5 Responses to “Van Rompuy ruft in Ägypten zu mehr Demokratie auf”

  1. Ibrahim Says:

    TYPISCH SOLCHE TERROR TATEN! UND WAS MACHT DER STAAT UND DIE POLIZEI? NICHTS WAS IST DAS FÜR EINE DEMOKARTIE??? GAR KEINE!

    DER STAAT ÄGYPTEN SCHÜTZT SEINE BÜRGER NICHT! DIE REVOLUTION GEHT WEITER!

    DAS IST KEINE DEMOKRATIE! RECHTE FÜR ALLE BÜRGER!

    STOPPT DEN TERROR IN ÄGYPTEN!

    • .Ägypten auf dem Weg in eine Demokratie? – Gesprächsabend mit Experten am Donnerstag, 24. Jan. 2013
      (ob eine Demokratie wirklich so ist,wie in der Form Europas?? )
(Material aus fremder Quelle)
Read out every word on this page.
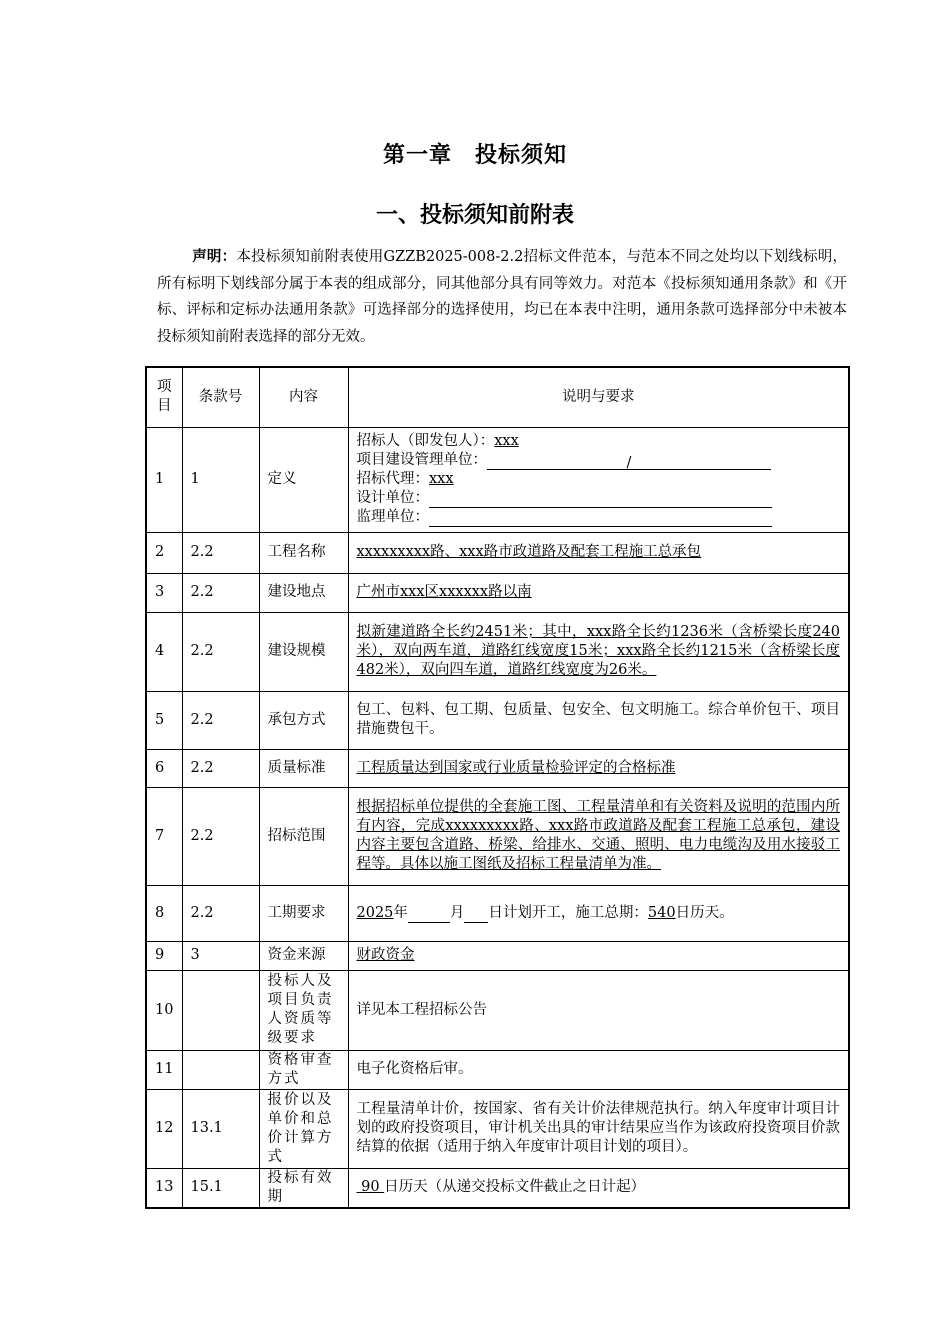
第一章　投标须知
一、投标须知前附表
声明：本投标须知前附表使用GZZB2025-008-2.2招标文件范本，与范本不同之处均以下划线标明，所有标明下划线部分属于本表的组成部分，同其他部分具有同等效力。对范本《投标须知通用条款》和《开标、评标和定标办法通用条款》可选择部分的选择使用，均已在本表中注明，通用条款可选择部分中未被本投标须知前附表选择的部分无效。
项目	条款号	内容	说明与要求
1	1	定义	招标人（即发包人）：xxx
项目建设管理单位： /
招标代理：xxx
设计单位：
监理单位：

2	2.2	工程名称	xxxxxxxxx路、xxx路市政道路及配套工程施工总承包
3	2.2	建设地点	广州市xxx区xxxxxx路以南
4	2.2	建设规模	拟新建道路全长约2451米；其中，xxx路全长约1236米（含桥梁长度240米），双向两车道，道路红线宽度15米；xxx路全长约1215米（含桥梁长度482米），双向四车道，道路红线宽度为26米。
5	2.2	承包方式	包工、包料、包工期、包质量、包安全、包文明施工。综合单价包干、项目措施费包干。
6	2.2	质量标准	工程质量达到国家或行业质量检验评定的合格标准
7	2.2	招标范围	根据招标单位提供的全套施工图、工程量清单和有关资料及说明的范围内所有内容，完成xxxxxxxxx路、xxx路市政道路及配套工程施工总承包，建设内容主要包含道路、桥梁、给排水、交通、照明、电力电缆沟及用水接驳工程等。具体以施工图纸及招标工程量清单为准。
8	2.2	工期要求	2025年 月 日计划开工，施工总期：540日历天。
9	3	资金来源	财政资金
10		投标人及项目负责人资质等级要求	详见本工程招标公告
11		资格审查方式	电子化资格后审。
12	13.1	报价以及单价和总价计算方式	工程量清单计价，按国家、省有关计价法律规范执行。纳入年度审计项目计划的政府投资项目，审计机关出具的审计结果应当作为该政府投资项目价款结算的依据（适用于纳入年度审计项目计划的项目）。
13	15.1	投标有效期	90 日历天（从递交投标文件截止之日计起）
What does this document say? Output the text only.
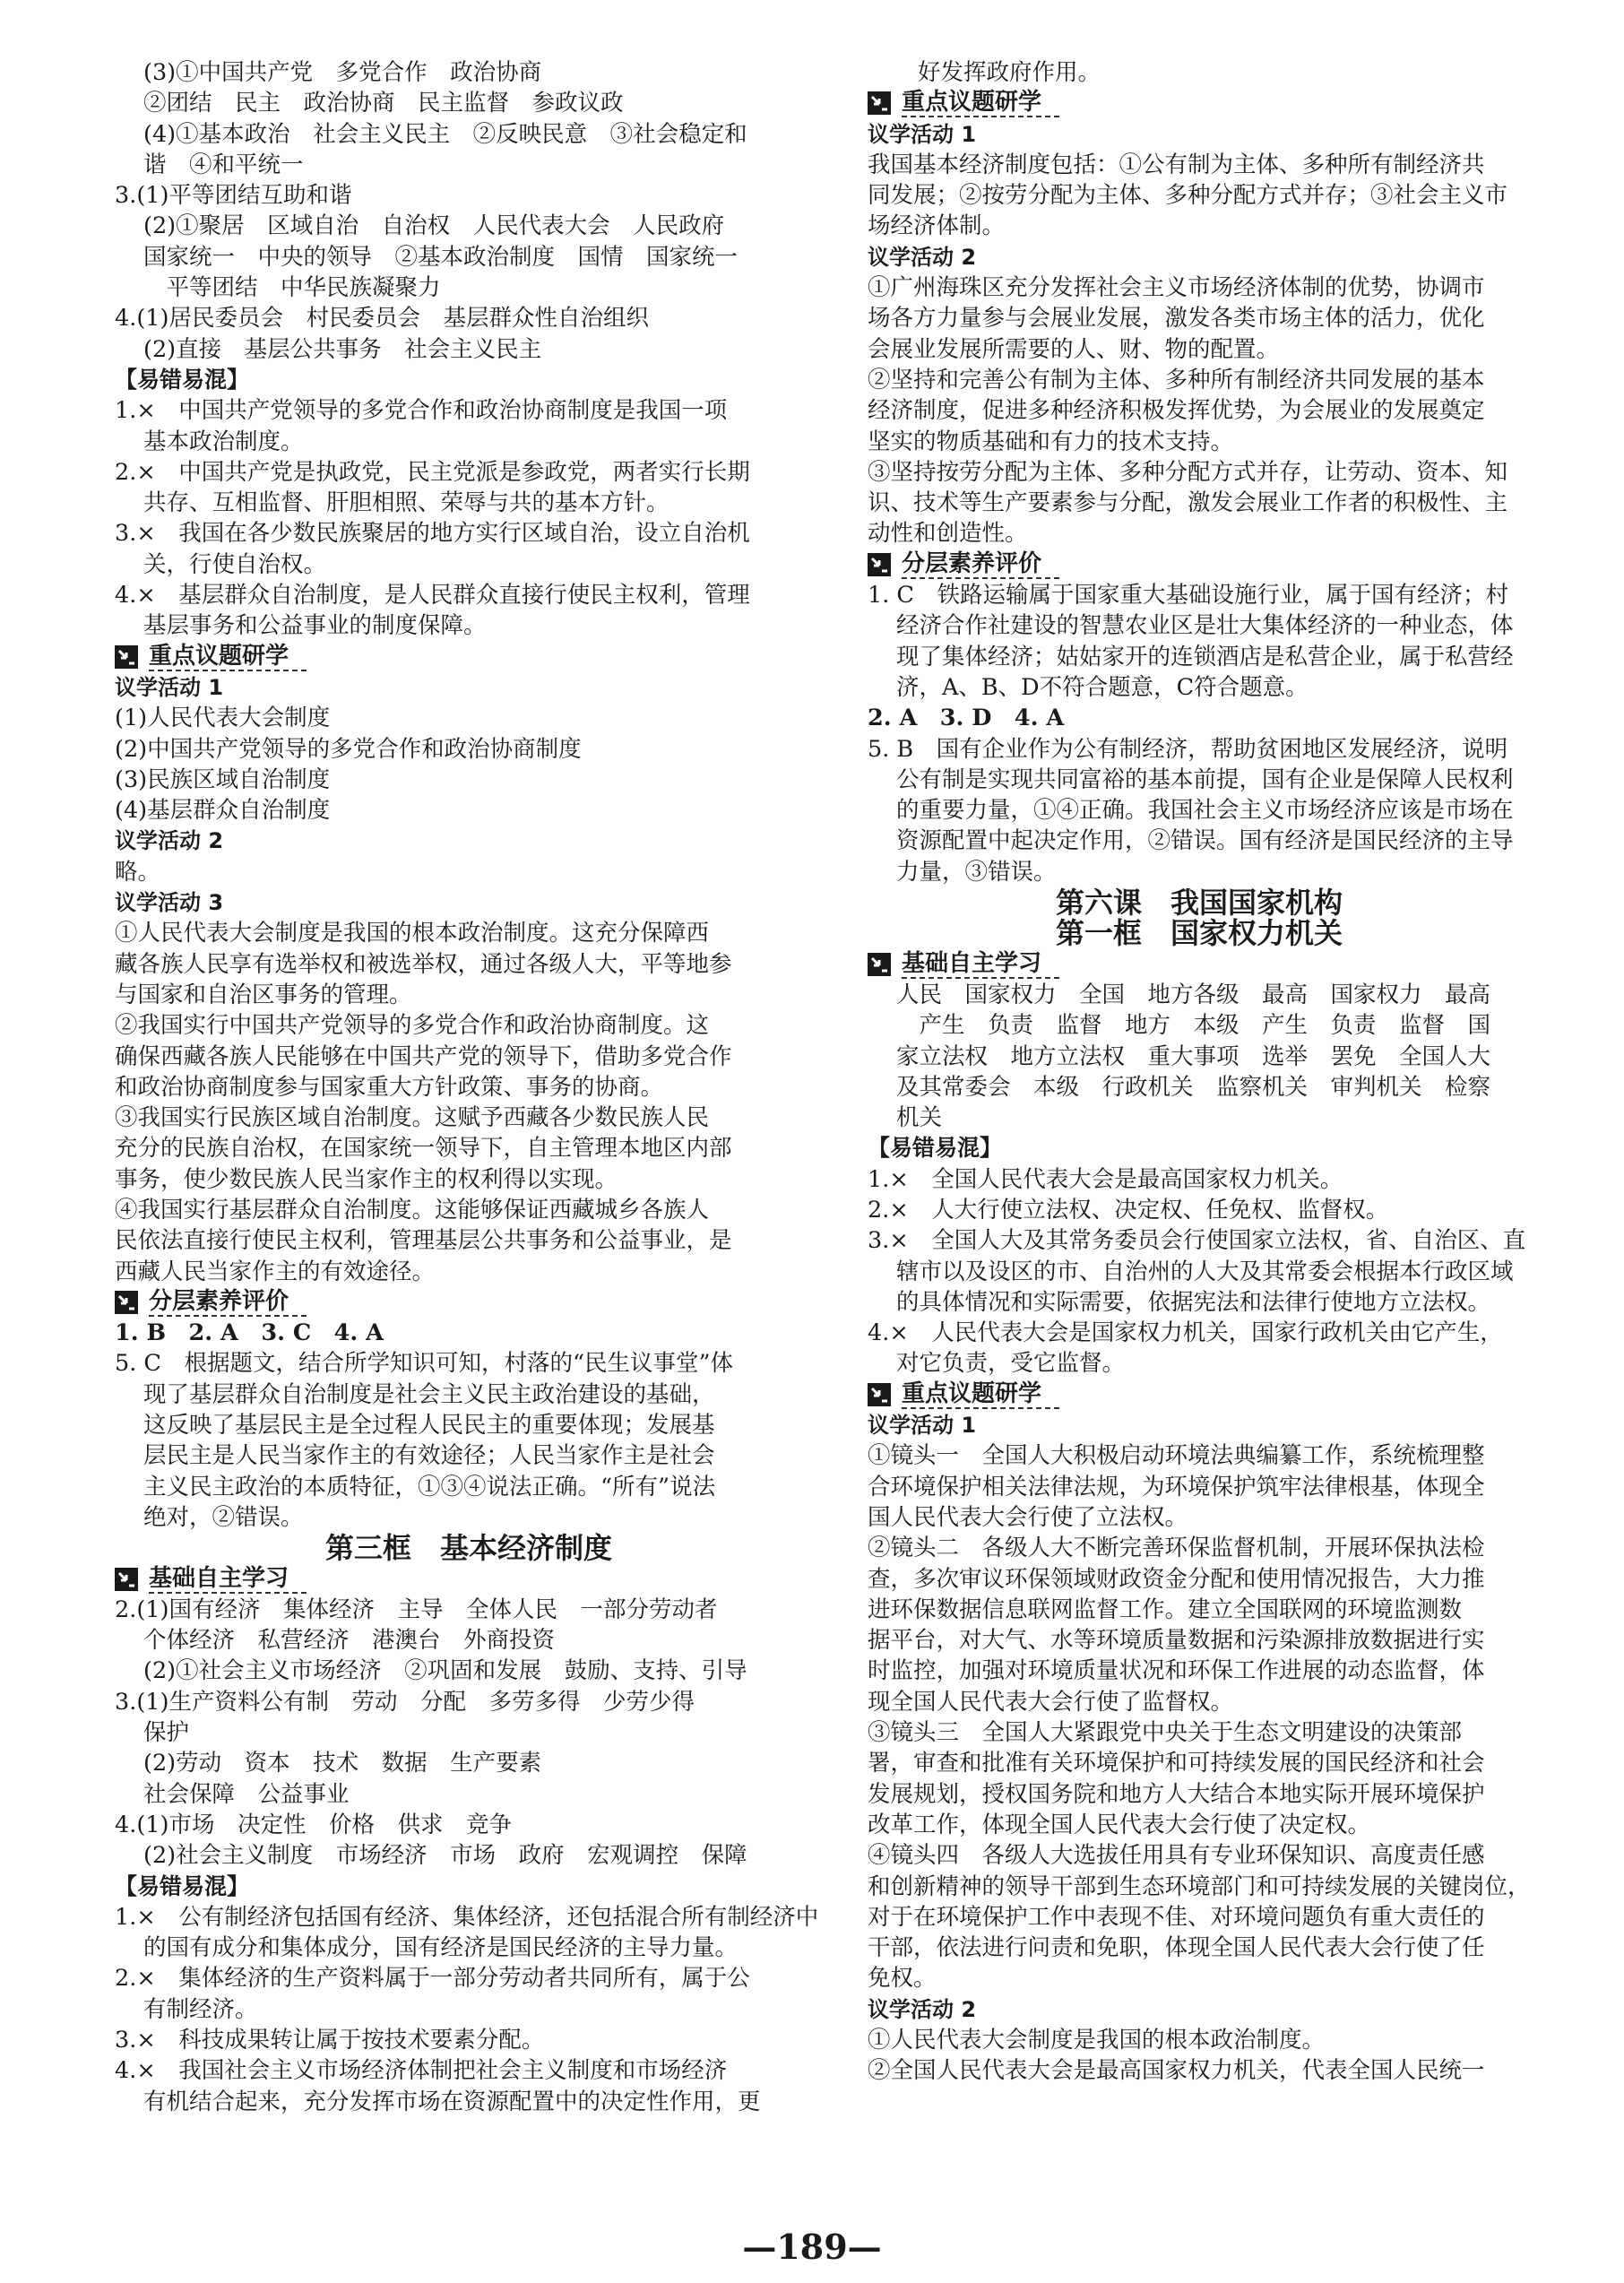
(3)①中国共产党　多党合作　政治协商
②团结　民主　政治协商　民主监督　参政议政
(4)①基本政治　社会主义民主　②反映民意　③社会稳定和
谐　④和平统一
3.(1)平等团结互助和谐
(2)①聚居　区域自治　自治权　人民代表大会　人民政府
国家统一　中央的领导　②基本政治制度　国情　国家统一
　平等团结　中华民族凝聚力
4.(1)居民委员会　村民委员会　基层群众性自治组织
(2)直接　基层公共事务　社会主义民主
【易错易混】
1.×　中国共产党领导的多党合作和政治协商制度是我国一项
基本政治制度。
2.×　中国共产党是执政党，民主党派是参政党，两者实行长期
共存、互相监督、肝胆相照、荣辱与共的基本方针。
3.×　我国在各少数民族聚居的地方实行区域自治，设立自治机
关，行使自治权。
4.×　基层群众自治制度，是人民群众直接行使民主权利，管理
基层事务和公益事业的制度保障。
重点议题研学
议学活动 1
(1)人民代表大会制度
(2)中国共产党领导的多党合作和政治协商制度
(3)民族区域自治制度
(4)基层群众自治制度
议学活动 2
略。
议学活动 3
①人民代表大会制度是我国的根本政治制度。这充分保障西
藏各族人民享有选举权和被选举权，通过各级人大，平等地参
与国家和自治区事务的管理。
②我国实行中国共产党领导的多党合作和政治协商制度。这
确保西藏各族人民能够在中国共产党的领导下，借助多党合作
和政治协商制度参与国家重大方针政策、事务的协商。
③我国实行民族区域自治制度。这赋予西藏各少数民族人民
充分的民族自治权，在国家统一领导下，自主管理本地区内部
事务，使少数民族人民当家作主的权利得以实现。
④我国实行基层群众自治制度。这能够保证西藏城乡各族人
民依法直接行使民主权利，管理基层公共事务和公益事业，是
西藏人民当家作主的有效途径。
分层素养评价
1. B　2. A　3. C　4. A
5. C　根据题文，结合所学知识可知，村落的“民生议事堂”体
现了基层群众自治制度是社会主义民主政治建设的基础，
这反映了基层民主是全过程人民民主的重要体现；发展基
层民主是人民当家作主的有效途径；人民当家作主是社会
主义民主政治的本质特征，①③④说法正确。“所有”说法
绝对，②错误。
第三框　基本经济制度
基础自主学习
2.(1)国有经济　集体经济　主导　全体人民　一部分劳动者
个体经济　私营经济　港澳台　外商投资
(2)①社会主义市场经济　②巩固和发展　鼓励、支持、引导
3.(1)生产资料公有制　劳动　分配　多劳多得　少劳少得
保护
(2)劳动　资本　技术　数据　生产要素
社会保障　公益事业
4.(1)市场　决定性　价格　供求　竞争
(2)社会主义制度　市场经济　市场　政府　宏观调控　保障
【易错易混】
1.×　公有制经济包括国有经济、集体经济，还包括混合所有制经济中
的国有成分和集体成分，国有经济是国民经济的主导力量。
2.×　集体经济的生产资料属于一部分劳动者共同所有，属于公
有制经济。
3.×　科技成果转让属于按技术要素分配。
4.×　我国社会主义市场经济体制把社会主义制度和市场经济
有机结合起来，充分发挥市场在资源配置中的决定性作用，更
好发挥政府作用。
重点议题研学
议学活动 1
我国基本经济制度包括：①公有制为主体、多种所有制经济共
同发展；②按劳分配为主体、多种分配方式并存；③社会主义市
场经济体制。
议学活动 2
①广州海珠区充分发挥社会主义市场经济体制的优势，协调市
场各方力量参与会展业发展，激发各类市场主体的活力，优化
会展业发展所需要的人、财、物的配置。
②坚持和完善公有制为主体、多种所有制经济共同发展的基本
经济制度，促进多种经济积极发挥优势，为会展业的发展奠定
坚实的物质基础和有力的技术支持。
③坚持按劳分配为主体、多种分配方式并存，让劳动、资本、知
识、技术等生产要素参与分配，激发会展业工作者的积极性、主
动性和创造性。
分层素养评价
1. C　铁路运输属于国家重大基础设施行业，属于国有经济；村
经济合作社建设的智慧农业区是壮大集体经济的一种业态，体
现了集体经济；姑姑家开的连锁酒店是私营企业，属于私营经
济，A、B、D不符合题意，C符合题意。
2. A　3. D　4. A
5. B　国有企业作为公有制经济，帮助贫困地区发展经济，说明
公有制是实现共同富裕的基本前提，国有企业是保障人民权利
的重要力量，①④正确。我国社会主义市场经济应该是市场在
资源配置中起决定作用，②错误。国有经济是国民经济的主导
力量，③错误。
第六课　我国国家机构
第一框　国家权力机关
基础自主学习
人民　国家权力　全国　地方各级　最高　国家权力　最高
　产生　负责　监督　地方　本级　产生　负责　监督　国
家立法权　地方立法权　重大事项　选举　罢免　全国人大
及其常委会　本级　行政机关　监察机关　审判机关　检察
机关
【易错易混】
1.×　全国人民代表大会是最高国家权力机关。
2.×　人大行使立法权、决定权、任免权、监督权。
3.×　全国人大及其常务委员会行使国家立法权，省、自治区、直
辖市以及设区的市、自治州的人大及其常委会根据本行政区域
的具体情况和实际需要，依据宪法和法律行使地方立法权。
4.×　人民代表大会是国家权力机关，国家行政机关由它产生，
对它负责，受它监督。
重点议题研学
议学活动 1
①镜头一　全国人大积极启动环境法典编纂工作，系统梳理整
合环境保护相关法律法规，为环境保护筑牢法律根基，体现全
国人民代表大会行使了立法权。
②镜头二　各级人大不断完善环保监督机制，开展环保执法检
查，多次审议环保领域财政资金分配和使用情况报告，大力推
进环保数据信息联网监督工作。建立全国联网的环境监测数
据平台，对大气、水等环境质量数据和污染源排放数据进行实
时监控，加强对环境质量状况和环保工作进展的动态监督，体
现全国人民代表大会行使了监督权。
③镜头三　全国人大紧跟党中央关于生态文明建设的决策部
署，审查和批准有关环境保护和可持续发展的国民经济和社会
发展规划，授权国务院和地方人大结合本地实际开展环境保护
改革工作，体现全国人民代表大会行使了决定权。
④镜头四　各级人大选拔任用具有专业环保知识、高度责任感
和创新精神的领导干部到生态环境部门和可持续发展的关键岗位，
对于在环境保护工作中表现不佳、对环境问题负有重大责任的
干部，依法进行问责和免职，体现全国人民代表大会行使了任
免权。
议学活动 2
①人民代表大会制度是我国的根本政治制度。
②全国人民代表大会是最高国家权力机关，代表全国人民统一
—189—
      Referent Peter Senft (Foto: SPD)Vor zwei Jahren war die Welt Zeuge historischer Ereignisse in der arabischen Welt. Menschen – erst in Tunesien, dann in Ägypten – demonstrierten für mehr Demokratie, Freiheit und soziale Gerechtigkeit. Die revolutionären Ereignisse waren getragen von der Hoffnung auf ein besseres Leben. Der Wandel in den Ländern der arabischen Welt vollzieht sich seit dem sehr unterschiedlich. Der anfänglichen Euphorie vom „Arabischen Frühling“, die viele Menschen begeistert hat, ist teilweise Ernüchterung gefolgt. In Ägypten – einem der bedeutendsten Länder der Region – fällt die Bilanz bisher eher gemischt aus. Erste positive Entwicklungen haben ihren Weg genommen, aber in diesen Tagen schaut man wieder mit Sorge auf das Land am Nil. Wird es gelingen eine demokratische Verfassung zu etablieren? Wann wird ein neues frei gewähltes Parlament seine Arbeit aufnehmen?

      Die deutsche Politik, unterstützt von Vertretern der Zivilgesellschaft und der Wirtschaft, hat sich zum Ziel gesetzt, die Länder auf ihrem Weg positiv zu begleiten. Klar ist, dass hierfür ein langer Weg gegangen werden muss. Der heimische SPD-Bundestagsabgeordnete Klaus Brandner hat zwei sachkundige Referenten eingeladen, um die aktuelle Situation in Ägypten zwei Jahre nach Beginn des „Arabischen Frühlings“ zu beleuchten und über Perspektiven für Ägypten und andere Länder in Region zu sprechen: Peter Senft ist Sozialreferent an der Deutschen Botschaft in Kairo und Dr. Rolf Mützenich ist außenpolitischer Sprecher der SPD-Bundestagsfraktion. Klaus Brandner ist als Vorsitzender der Deutsch-Ägyptischen Parlamentariergruppe selbst öfters in Ägypten und wird auch zu Beginn der nächsten Woche in Kairo Gespräche mit ägyptischen Parlamentariern, Parteivertretern und Menschen aus verschiedenen gesellschaftlichen Bereichen führen. Ganz aktuell kann er dann davon berichten am Donnerstag, dem 24. Januar um 19 Uhr im Hotel Appelbaum in Gütersloh, Neuenkirchener Str. 52. Interessierte Bürgerinnen und Bürger sind zu diesem öffentlichen Gesprächsabend der SPD-Bundestagsfraktion vor Ort herzlich eingeladen; Anmeldungen unter Tel.: 05241/29005 oder klaus.brandner@wk.bundestag.de

  2. Ibrahim Says:

    HIER ZU LESEN DIE LÜGEN DES HERRN MURSI! AUS DER F.A.Z.

    WAS TUT ER DENN DAS SOLCHE TATEN NICHT GESCHEHEN? NICHTS?

    WAS IST ÜBERTRIEBEN DIE BERICHTERSTATTUNG? MAN SIEHT ALSO DAS DIE ISLAMISTEN DIE

    BERICHTERSTATTUNG SCHEUEN WIE DER TEUFEL DAS WEIHWASSER!

    LÜGERNER HERR MURSI!

    HIER DAS LÜGEN ITERVIEW:

    http://www.faz.net/aktuell/politik/arabische-welt/im-gespraech-muhammad-mursi-wir-wollen-keinen-gottesstaat-12029794.html

  3. Ibrahim Says:

    WAS DIE SALAFISTEN WOLLEN! TERROR WIE DIE LEUTE IN MALI!

    ES SIND DIE GLEICHEN LEUTE MIT DEN GLEICHEN IDEEN!

    HIER EIN GUTER BERICHT VON EURONEWS! DANKE DAFÜR! DANKE EURONEWS!

    http://de.euronews.com/2013/01/18/aegyptens-salafisten-demonstrieren-gegen-frankreich/

  4. Johannes Says:

    Wieso ruft er zu m e h r Demokratie auf? In Ägypten herrscht der despotische Islam, der allen „Ungläubigen“ keine Luft zum Atmen lässt! Deshalb keine Entwicklungshilfe an islamische Diktaturen. Jede Leistung muss mit einer kontrollierten Gegenleistung gerechtfertigt werden. Das gilt besonders dem Herrn Niebel (FDP), der ständig in den arabischen Ländern herum reist und dort das Geld aus unseren Steuern zum Fenster hinaus wirft.